Shirley Ayorkor Botchwey, Ghana’s Minister of Foreign Affairs and Regional Integration

Q&A with Ghana’s Minister for Foreign Affairs and Regional Integration, Shirley Ayorkor Botchwey

Foreign Minister talks about China’s strategic partnership and the government’s reforms to enhance job creation and promote economic development

The Minister for Foreign Affairs and Regional Integration, Shirley Ayorkor Botchwey, discusses China’s strategic partnership and the government’s reforms to enhance job creation and promote economic development.

World Investment News (WI): Share your thoughts on Ghana’s strong bilateral ties with China, and how can they contribute to the country’s sustainable economic growth?

Shirley Ayorkor Botchwey (SAB): Since the assumption of office by the NPP government, efforts have been made to further deepen the already good relations between the Republic of Ghana and the People’s Republic of China. This is evidenced by several high-level visits of leaders and other top officials from both countries.

Ghana-China trade relations have grown from strength to strength over the years. China was the leading investor in Ghana in 2017, with about 752 investment projects registered. In addition, the total value of trade between Ghana and China reached a record US$ 7 billion at the end of 2017.

Ghana is ranked the seventh largest Chinese trade partner in Africa.
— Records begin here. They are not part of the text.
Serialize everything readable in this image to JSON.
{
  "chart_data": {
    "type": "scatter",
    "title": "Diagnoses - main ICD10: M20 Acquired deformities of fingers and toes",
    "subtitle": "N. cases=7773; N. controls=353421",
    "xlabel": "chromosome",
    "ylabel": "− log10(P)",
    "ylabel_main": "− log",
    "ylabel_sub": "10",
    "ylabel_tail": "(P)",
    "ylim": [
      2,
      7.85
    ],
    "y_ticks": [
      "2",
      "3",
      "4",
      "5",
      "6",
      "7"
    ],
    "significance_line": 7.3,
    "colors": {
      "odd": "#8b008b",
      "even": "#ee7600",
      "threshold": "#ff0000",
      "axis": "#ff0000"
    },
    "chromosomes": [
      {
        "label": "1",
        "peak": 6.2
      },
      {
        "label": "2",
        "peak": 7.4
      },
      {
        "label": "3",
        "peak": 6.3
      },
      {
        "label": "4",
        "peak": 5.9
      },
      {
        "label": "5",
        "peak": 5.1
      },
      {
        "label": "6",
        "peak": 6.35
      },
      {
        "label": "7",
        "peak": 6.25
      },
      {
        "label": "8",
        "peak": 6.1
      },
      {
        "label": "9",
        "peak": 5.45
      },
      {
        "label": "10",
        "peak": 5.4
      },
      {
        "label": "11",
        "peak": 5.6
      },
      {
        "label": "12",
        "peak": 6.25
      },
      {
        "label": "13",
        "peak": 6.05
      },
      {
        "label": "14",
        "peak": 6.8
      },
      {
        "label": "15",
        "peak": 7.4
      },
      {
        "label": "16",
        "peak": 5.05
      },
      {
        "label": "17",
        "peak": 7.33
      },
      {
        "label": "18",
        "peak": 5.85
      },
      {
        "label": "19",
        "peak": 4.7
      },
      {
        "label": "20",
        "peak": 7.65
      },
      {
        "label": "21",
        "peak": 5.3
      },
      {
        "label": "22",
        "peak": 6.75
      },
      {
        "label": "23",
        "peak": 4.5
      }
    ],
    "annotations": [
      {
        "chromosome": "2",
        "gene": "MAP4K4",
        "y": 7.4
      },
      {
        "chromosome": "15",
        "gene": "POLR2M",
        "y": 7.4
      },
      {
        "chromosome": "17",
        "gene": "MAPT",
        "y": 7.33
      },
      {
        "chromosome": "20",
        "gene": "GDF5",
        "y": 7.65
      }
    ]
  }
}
It is worth noting that the balance of trade is skewed towards China. However, policies and efforts are being tailored to address the imbalance.

WI: Why should Chinese companies invest in Ghana ahead of other countries in the region, and why is now the appropriate time?

SAB: Ghana has distinguished herself as an investment destination of choice in sub-Saharan Africa over the years. This is predominantly due to Ghana’s impressive democratic credentials, entrenched by the country’s successive peaceful and fair elections. For this reason, the country is a peace haven, an attribute necessary for a conducive investment environment.

On the West African coast, Ghana is strategically positioned as a point of entry for doing business with other countries. Ghana was the highest ranking West African country, according to the 2018 World Bank index on the Ease of Doing Business, and 12th in sub-Saharan Africa.

The government of Ghana has also implemented policies aimed at further developing the political, economic, legal and regulatory environment for enhancing job creation and promoting economic development.

These interventions have ensured that the fiscal deficit, which stood at 9.5 per cent at the end of 2016, had been reduced to 5.6 per cent at the end of 2017, and is projected to go down to 4.5 per cent by the end of 2018.

Inflation has also declined from 15.6 per cent in 2016 to 9.8 per cent as of May this year. The Ghanaian economy has also grown, from 3.6 per cent in 2016, which was the lowest in 22 years, to 7.9 per cent in 2017. This year, it is estimated to grow at 8.6 per cent, to become one of the fastest growing economies in the world.

In addition, the government has taken specific steps to introduce an e-business registration system, a paperless port clearance system, a digital addressing system, a mobile interoperability system and a national identification card system, all of which are designed to formalise the economy in the new digital age, reduce the cost of doing business, facilitate interaction between businesses and achieve efficiency.

Ghana’s membership of the Economic Community of West African States (ECOWAS) affords investors access to Ghana’s population of 28 million as well as to the more than 350 million people in the West African subregion.

Ghana’s ratification of the newly adopted African Continental Free Trade Area (AfCFTA) serves as an indicator for a promising future in trade and investment.

Ghana could serve as an avenue for China’s foreign direct investment in Africa.